Un nouveau proconsul venait d'arriver à Corinthe; c'était Annaeus Gallion, frère du philosophe Sénèque (Annaeus Seneca). Le parti juif eut l'idée de réclamer sa protection contre les succès de Paul. L'empire leur garantissant le libre exercice de leur culte, ils prétendaient que cette garantie s'étendît à toutes les attaques dont leur culte pouvait être l'objet.
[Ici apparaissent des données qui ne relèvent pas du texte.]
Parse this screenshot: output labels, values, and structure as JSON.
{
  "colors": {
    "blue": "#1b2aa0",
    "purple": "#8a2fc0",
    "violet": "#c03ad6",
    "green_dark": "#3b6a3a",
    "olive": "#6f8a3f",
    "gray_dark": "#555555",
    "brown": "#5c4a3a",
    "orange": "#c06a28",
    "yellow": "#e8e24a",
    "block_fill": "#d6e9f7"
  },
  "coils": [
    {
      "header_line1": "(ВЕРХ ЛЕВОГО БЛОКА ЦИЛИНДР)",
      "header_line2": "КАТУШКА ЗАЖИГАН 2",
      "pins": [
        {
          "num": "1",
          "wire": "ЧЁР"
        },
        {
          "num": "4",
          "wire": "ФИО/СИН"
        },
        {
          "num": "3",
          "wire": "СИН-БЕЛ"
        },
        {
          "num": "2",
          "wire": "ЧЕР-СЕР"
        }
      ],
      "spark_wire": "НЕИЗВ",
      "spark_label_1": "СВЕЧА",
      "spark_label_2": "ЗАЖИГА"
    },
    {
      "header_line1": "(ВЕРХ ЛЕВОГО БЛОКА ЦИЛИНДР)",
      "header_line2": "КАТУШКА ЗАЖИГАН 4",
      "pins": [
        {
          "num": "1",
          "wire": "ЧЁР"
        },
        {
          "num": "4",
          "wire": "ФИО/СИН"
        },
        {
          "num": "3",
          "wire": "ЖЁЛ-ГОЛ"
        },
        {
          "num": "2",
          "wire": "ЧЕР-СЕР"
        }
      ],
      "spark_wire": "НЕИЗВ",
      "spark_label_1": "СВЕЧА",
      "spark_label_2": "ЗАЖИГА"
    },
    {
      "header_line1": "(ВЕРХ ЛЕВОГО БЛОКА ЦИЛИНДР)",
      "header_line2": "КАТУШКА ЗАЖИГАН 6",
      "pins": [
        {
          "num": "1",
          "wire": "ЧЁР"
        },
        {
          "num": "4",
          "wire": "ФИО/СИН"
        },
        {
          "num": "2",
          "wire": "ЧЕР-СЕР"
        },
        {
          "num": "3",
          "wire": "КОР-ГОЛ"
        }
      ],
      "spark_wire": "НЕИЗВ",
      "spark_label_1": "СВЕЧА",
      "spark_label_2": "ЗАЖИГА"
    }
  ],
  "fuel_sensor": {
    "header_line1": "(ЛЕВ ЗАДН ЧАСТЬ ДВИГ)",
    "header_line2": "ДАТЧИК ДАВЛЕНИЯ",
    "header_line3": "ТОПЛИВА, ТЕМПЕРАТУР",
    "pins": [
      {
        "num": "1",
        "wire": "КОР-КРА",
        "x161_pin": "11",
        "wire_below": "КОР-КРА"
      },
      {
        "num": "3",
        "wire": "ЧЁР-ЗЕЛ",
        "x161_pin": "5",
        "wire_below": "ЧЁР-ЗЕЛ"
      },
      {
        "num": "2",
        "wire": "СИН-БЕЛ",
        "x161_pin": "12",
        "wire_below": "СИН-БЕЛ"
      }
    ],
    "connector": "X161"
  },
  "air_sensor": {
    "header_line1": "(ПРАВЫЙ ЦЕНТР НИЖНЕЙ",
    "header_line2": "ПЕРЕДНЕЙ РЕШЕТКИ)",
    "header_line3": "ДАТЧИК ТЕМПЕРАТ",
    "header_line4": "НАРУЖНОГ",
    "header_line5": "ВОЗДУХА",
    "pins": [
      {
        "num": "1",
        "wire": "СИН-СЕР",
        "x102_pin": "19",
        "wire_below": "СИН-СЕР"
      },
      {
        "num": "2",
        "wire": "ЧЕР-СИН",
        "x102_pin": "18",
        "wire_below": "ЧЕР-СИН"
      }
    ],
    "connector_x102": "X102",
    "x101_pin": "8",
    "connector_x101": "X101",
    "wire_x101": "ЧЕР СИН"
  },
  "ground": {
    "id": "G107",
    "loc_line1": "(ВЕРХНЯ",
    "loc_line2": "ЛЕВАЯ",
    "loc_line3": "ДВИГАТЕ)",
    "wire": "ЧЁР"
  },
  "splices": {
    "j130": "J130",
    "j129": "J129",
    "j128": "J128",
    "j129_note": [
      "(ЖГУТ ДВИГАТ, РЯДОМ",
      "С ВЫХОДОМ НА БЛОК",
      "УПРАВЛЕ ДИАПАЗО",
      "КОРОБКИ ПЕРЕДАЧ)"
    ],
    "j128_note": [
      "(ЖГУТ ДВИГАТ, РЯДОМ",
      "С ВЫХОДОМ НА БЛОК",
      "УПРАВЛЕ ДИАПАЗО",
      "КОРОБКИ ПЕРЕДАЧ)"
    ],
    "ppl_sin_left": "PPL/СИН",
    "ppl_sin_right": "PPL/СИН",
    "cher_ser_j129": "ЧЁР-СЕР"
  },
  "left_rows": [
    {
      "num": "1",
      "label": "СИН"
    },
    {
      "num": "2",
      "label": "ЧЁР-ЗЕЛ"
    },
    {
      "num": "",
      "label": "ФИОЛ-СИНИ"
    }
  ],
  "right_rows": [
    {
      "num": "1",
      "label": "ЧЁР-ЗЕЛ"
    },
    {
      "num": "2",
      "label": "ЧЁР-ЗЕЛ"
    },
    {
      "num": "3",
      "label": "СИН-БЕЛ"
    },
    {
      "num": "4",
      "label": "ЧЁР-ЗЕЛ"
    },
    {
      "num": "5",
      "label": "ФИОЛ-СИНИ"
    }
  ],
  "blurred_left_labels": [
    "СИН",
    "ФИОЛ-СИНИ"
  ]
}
Ils mènent donc Paul devant le proconsul. «Celui-ci, disent-ils (Act. XVIII, 13), persuade les hommes d'adorer Dieu d'une manière contraire à la Loi.» Gallion, fort sagement, répond que s'il s'agissait d'un délit ou d'un crime, il s'empresserait de faire justice; mais que, puisqu'il s'agit de leur loi, il ne s'en mêlera pas. Si la réponse est sage, n'allons pas pourtant, comme on l'a fait, jusqu'à y voir une preuve de cette douceur, de cette bonté parfaite que son frère le philosophe a célébrée en lui, et que nous n'avons, du reste, nulle raison de révoquer en doute. Bienveillant ou non à l'ordinaire, il est clair que ce que nous avons là, c'est le profond dédain du Romain pour la loi juive, pour les Juifs, et, par dessous, pour toute question religieuse. Il ne protège point l'apôtre; il ne lui laissera pas même le temps d'ouvrir la bouche. C'est un Juif comme un autre, — et que lui importent les Juifs? Quand il a renvoyé ceux-ci, et que les Grecs présents s'emparent du chef de la synagogue, Sosthène, et qu'ils se mettent à le battre au pied du tribunal, ce magistrat si doux ne s'en inquiète aucunement; on pourrait battre Paul, qu'il s'en inquiéterait encore moins. Un jour viendra, ô proconsul, que le nom seul de cet homme aura plus fait, pour sauver le vôtre de l'oubli, que toutes vos dignités, toutes vos gloires, y compris celle de votre frère; et ce frère lui-même, ô proconsul, un jour viendra que les pensées qui lui feront le plus d'honneur seront celles où l'on croira reconnaître l'influence d'un autre écrivain, — ce même homme à qui vous n'avez pas permis d'ouvrir la bouche.